Enviada em 26/08/2021

Manoel de Barros, grande poeta pós-modernista, desenvolveu em suas obras uma “teologia do traste”, cuja principal característica reside em dar valor às situações frequentemente esquecidas ou ignoradas. Segundo a lógica barrosiana, é preciso, portanto, colocar em evidência a evasão escolar precoce, já que grande parcela social não enxerga esse entrave com a devida relevância. Assim, vale ressaltar que negligência governamental e as lacunas no sistema educacional são fatores que devem ser combtidos

Diante desse cenário, é lícito postular a passividade governamental no combate ao revés supracitado.
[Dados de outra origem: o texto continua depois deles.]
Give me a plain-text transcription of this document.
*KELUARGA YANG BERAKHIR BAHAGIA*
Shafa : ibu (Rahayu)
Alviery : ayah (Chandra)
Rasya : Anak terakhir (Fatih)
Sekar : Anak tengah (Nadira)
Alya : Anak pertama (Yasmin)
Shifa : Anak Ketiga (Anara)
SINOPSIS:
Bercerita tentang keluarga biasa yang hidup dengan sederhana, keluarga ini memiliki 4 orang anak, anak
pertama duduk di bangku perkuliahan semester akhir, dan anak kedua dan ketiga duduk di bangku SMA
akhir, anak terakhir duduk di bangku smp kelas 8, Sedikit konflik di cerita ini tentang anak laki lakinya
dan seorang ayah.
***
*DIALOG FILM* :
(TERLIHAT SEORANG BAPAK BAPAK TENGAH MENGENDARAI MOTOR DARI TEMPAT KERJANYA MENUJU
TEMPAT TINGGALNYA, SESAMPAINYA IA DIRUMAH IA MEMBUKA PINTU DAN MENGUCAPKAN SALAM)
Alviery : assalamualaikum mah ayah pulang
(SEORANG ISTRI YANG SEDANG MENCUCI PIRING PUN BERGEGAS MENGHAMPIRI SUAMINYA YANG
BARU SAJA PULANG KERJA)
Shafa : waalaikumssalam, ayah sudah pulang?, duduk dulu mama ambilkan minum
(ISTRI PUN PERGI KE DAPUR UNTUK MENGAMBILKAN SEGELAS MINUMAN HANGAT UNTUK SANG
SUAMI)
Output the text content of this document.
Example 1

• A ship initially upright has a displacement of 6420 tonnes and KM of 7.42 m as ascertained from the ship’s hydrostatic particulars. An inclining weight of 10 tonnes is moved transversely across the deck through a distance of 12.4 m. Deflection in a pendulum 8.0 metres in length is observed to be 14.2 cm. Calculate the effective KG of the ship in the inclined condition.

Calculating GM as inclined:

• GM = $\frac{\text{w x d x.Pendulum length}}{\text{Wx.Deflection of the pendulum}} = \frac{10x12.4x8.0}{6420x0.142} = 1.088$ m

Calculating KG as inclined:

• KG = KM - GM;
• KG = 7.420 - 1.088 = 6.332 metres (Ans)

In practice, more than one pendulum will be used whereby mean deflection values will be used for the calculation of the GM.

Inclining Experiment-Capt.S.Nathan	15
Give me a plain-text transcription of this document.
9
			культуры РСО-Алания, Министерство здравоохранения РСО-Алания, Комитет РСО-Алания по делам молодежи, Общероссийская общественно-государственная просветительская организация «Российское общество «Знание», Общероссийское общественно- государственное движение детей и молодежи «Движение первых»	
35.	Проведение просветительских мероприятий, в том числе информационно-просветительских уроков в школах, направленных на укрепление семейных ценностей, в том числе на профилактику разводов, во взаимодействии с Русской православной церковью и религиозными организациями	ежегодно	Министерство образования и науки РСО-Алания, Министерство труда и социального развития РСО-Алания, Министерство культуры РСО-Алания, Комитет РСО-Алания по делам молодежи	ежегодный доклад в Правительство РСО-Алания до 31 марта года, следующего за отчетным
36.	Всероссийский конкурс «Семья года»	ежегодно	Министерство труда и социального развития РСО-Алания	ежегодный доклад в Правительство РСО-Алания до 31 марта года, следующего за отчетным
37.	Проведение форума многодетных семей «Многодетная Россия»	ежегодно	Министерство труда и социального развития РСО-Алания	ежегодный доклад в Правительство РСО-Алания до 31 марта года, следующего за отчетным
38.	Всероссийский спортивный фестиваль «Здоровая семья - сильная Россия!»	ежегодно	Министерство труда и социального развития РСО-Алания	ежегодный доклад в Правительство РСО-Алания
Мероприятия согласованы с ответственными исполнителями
Para entender essa lógica, alude-se ao pensamento do contratualista John Locke, o qual, em seu contrato social, afirmou que o Estado deve garantir os direitos imprescindíveis dos indivíduos. No entanto, segundo o INEP, de acordo com dados oferecidos pelo Senso Escolar, aproximadamente 15% dos alunos do ensino médio de todo território brasileiro se encontram afastados de instituições de ensino.

Em segundo plano, as diversas falhas presentes no meio escolar têm relação direta com a problemática do abandono do ensino pelos jovens. Nesse sentido, de acordo com o político alemão Adenauer, todos vivem sob o mesmo céu, mas nem todos sob o mesmo horizonte. Nessa conjuntura, o pensamento exposto se evidencia ao analisar o descuido presente nas escolas nacionais, uma vez que, não há atenção à situação particular de cada aluno, em especial nos colégios públicos. Dessa forma, os docentes que praticam tal abandono, têm o intuito de auxiliar nas rendas familiares, tendo em vista que o corpo familiar se encontra muitas vezes em situações precárias.
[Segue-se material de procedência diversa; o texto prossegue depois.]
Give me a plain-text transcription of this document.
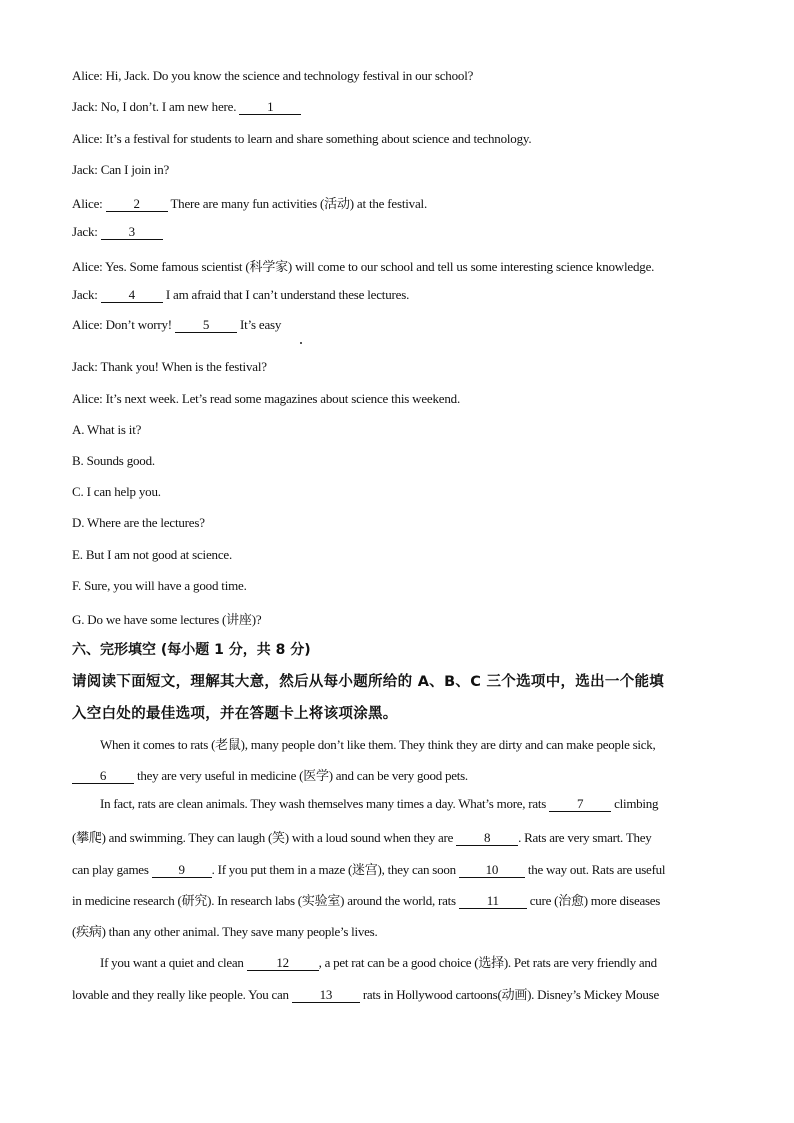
Alice: Hi, Jack. Do you know the science and technology festival in our school?
Jack: No, I don’t. I am new here. 1
Alice: It’s a festival for students to learn and share something about science and technology.
Jack: Can I join in?
Alice: 2 There are many fun activities (活动) at the festival.
Jack: 3
Alice: Yes. Some famous scientist (科学家) will come to our school and tell us some interesting science knowledge.
Jack: 4 I am afraid that I can’t understand these lectures.
Alice: Don’t worry! 5 It’s easy
Jack: Thank you! When is the festival?
Alice: It’s next week. Let’s read some magazines about science this weekend.
A. What is it?
B. Sounds good.
C. I can help you.
D. Where are the lectures?
E. But I am not good at science.
F. Sure, you will have a good time.
G. Do we have some lectures (讲座)?
六、完形填空 (每小题 1 分，共 8 分)
请阅读下面短文，理解其大意，然后从每小题所给的 A、B、C 三个选项中，选出一个能填
入空白处的最佳选项，并在答题卡上将该项涂黑。
When it comes to rats (老鼠), many people don’t like them. They think they are dirty and can make people sick,
6 they are very useful in medicine (医学) and can be very good pets.
In fact, rats are clean animals. They wash themselves many times a day. What’s more, rats 7 climbing
(攀爬) and swimming. They can laugh (笑) with a loud sound when they are 8 . Rats are very smart. They
can play games 9 . If you put them in a maze (迷宫), they can soon 10 the way out. Rats are useful
in medicine research (研究). In research labs (实验室) around the world, rats 11 cure (治愈) more diseases
(疾病) than any other animal. They save many people’s lives.
If you want a quiet and clean 12 , a pet rat can be a good choice (选择). Pet rats are very friendly and
lovable and they really like people. You can 13 rats in Hollywood cartoons(动画). Disney’s Mickey Mouse
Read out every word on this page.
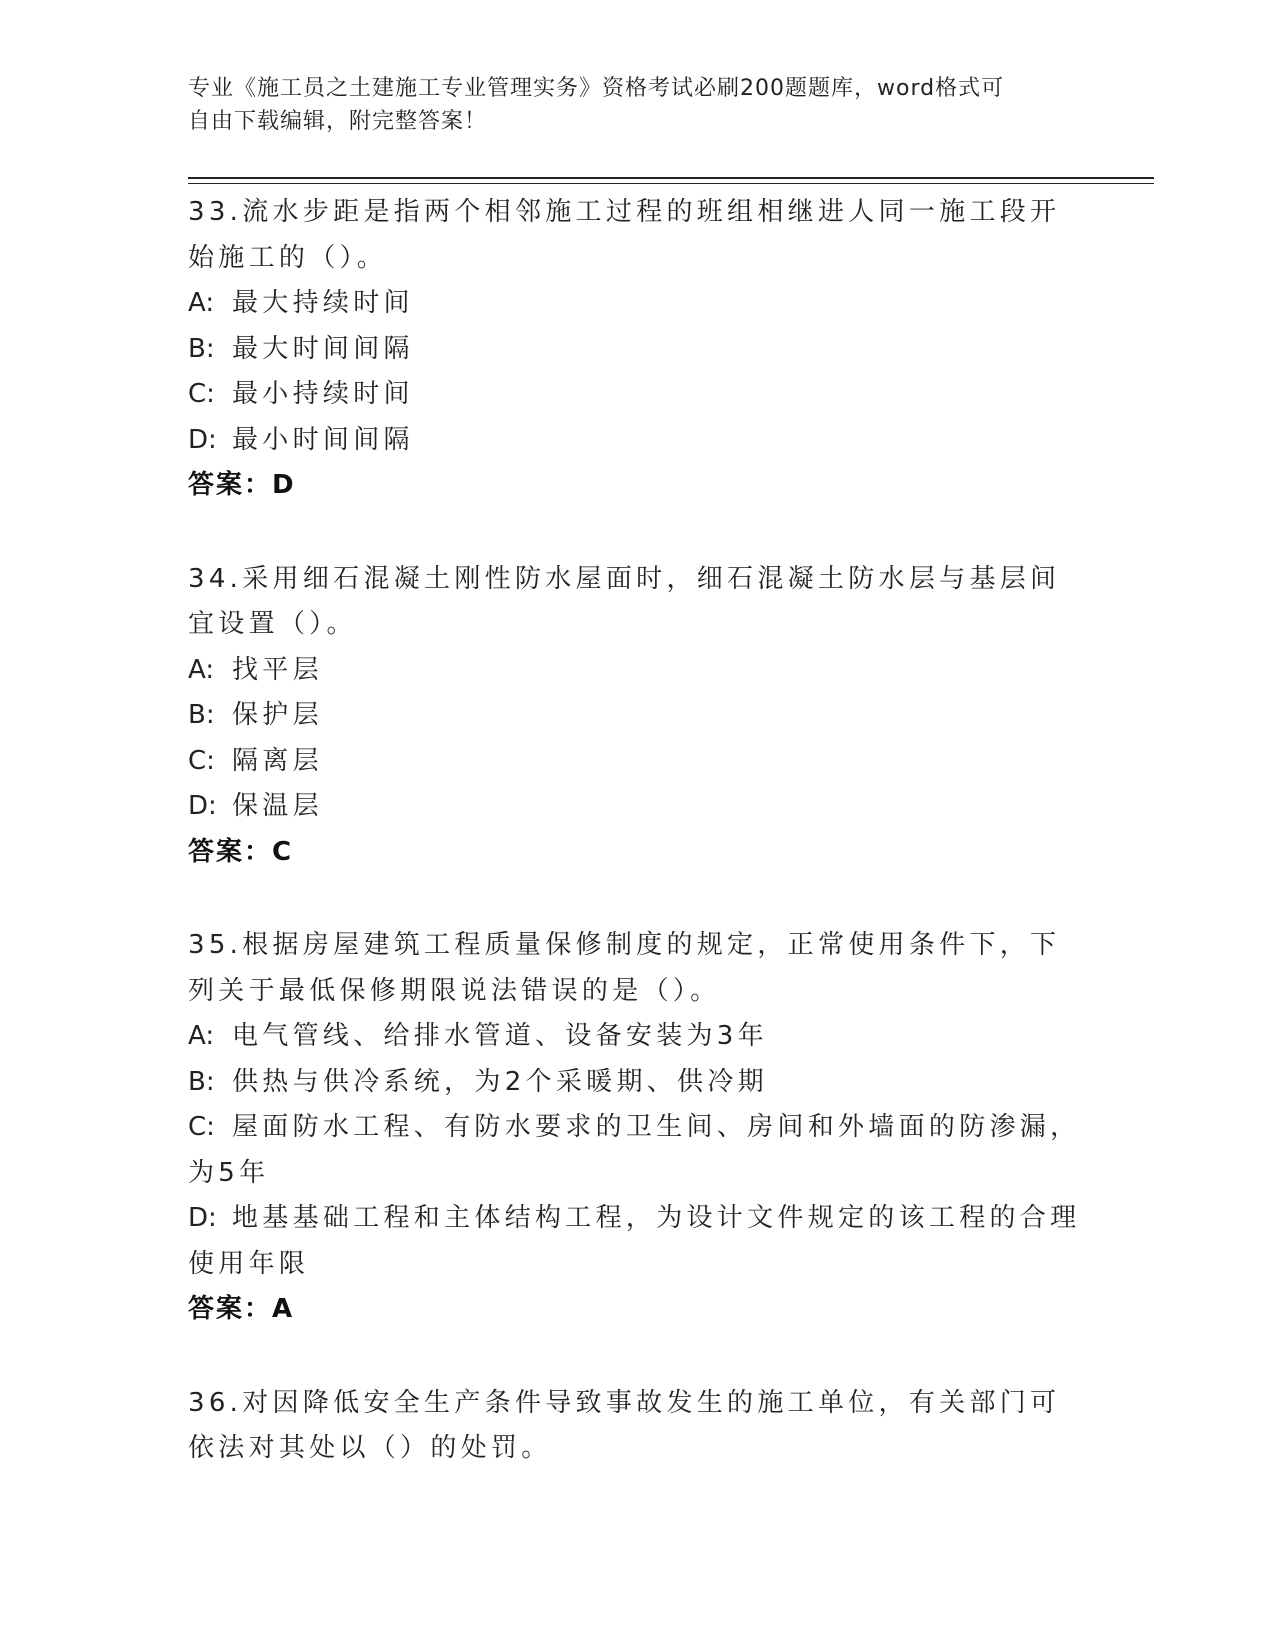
专业《施工员之土建施工专业管理实务》资格考试必刷200题题库，word格式可
自由下载编辑，附完整答案！
33.流水步距是指两个相邻施工过程的班组相继进人同一施工段开始施工的（）。
A: 最大持续时间
B: 最大时间间隔
C: 最小持续时间
D: 最小时间间隔
答案：D
34.采用细石混凝土刚性防水屋面时，细石混凝土防水层与基层间宜设置（）。
A: 找平层
B: 保护层
C: 隔离层
D: 保温层
答案：C
35.根据房屋建筑工程质量保修制度的规定，正常使用条件下，下列关于最低保修期限说法错误的是（）。
A: 电气管线、给排水管道、设备安装为3年
B: 供热与供冷系统，为2个采暖期、供冷期
C: 屋面防水工程、有防水要求的卫生间、房间和外墙面的防渗漏，为5年
D: 地基基础工程和主体结构工程，为设计文件规定的该工程的合理使用年限
答案：A
36.对因降低安全生产条件导致事故发生的施工单位，有关部门可依法对其处以（）的处罚。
Segundo Immanuel Kant, sociólogo polonês, “O homem não é nada além do que a educação faz dele”. Portanto, conclui-se que, a saída prematura dos colégios representa uma ameaça concreta não apenas aos indivíduos diretamente envolvidos, mas também a todos os cidadãos que, indiretamente, são vítimas de seu legado. Por conseguinte, o Ministério da Educação, por intermédio de mídias sociais e palestras estudantis, deve promover ações, dentro e fora do âmbito escolar, que exponham os direitos à educação básica presentes na Constituição Federal de 1988 e o suporte necessário às famílias dos estudantes. Espera-se, com isso, que tal estigma seja, de uma vez por todas, abolido da sociedade brasileira.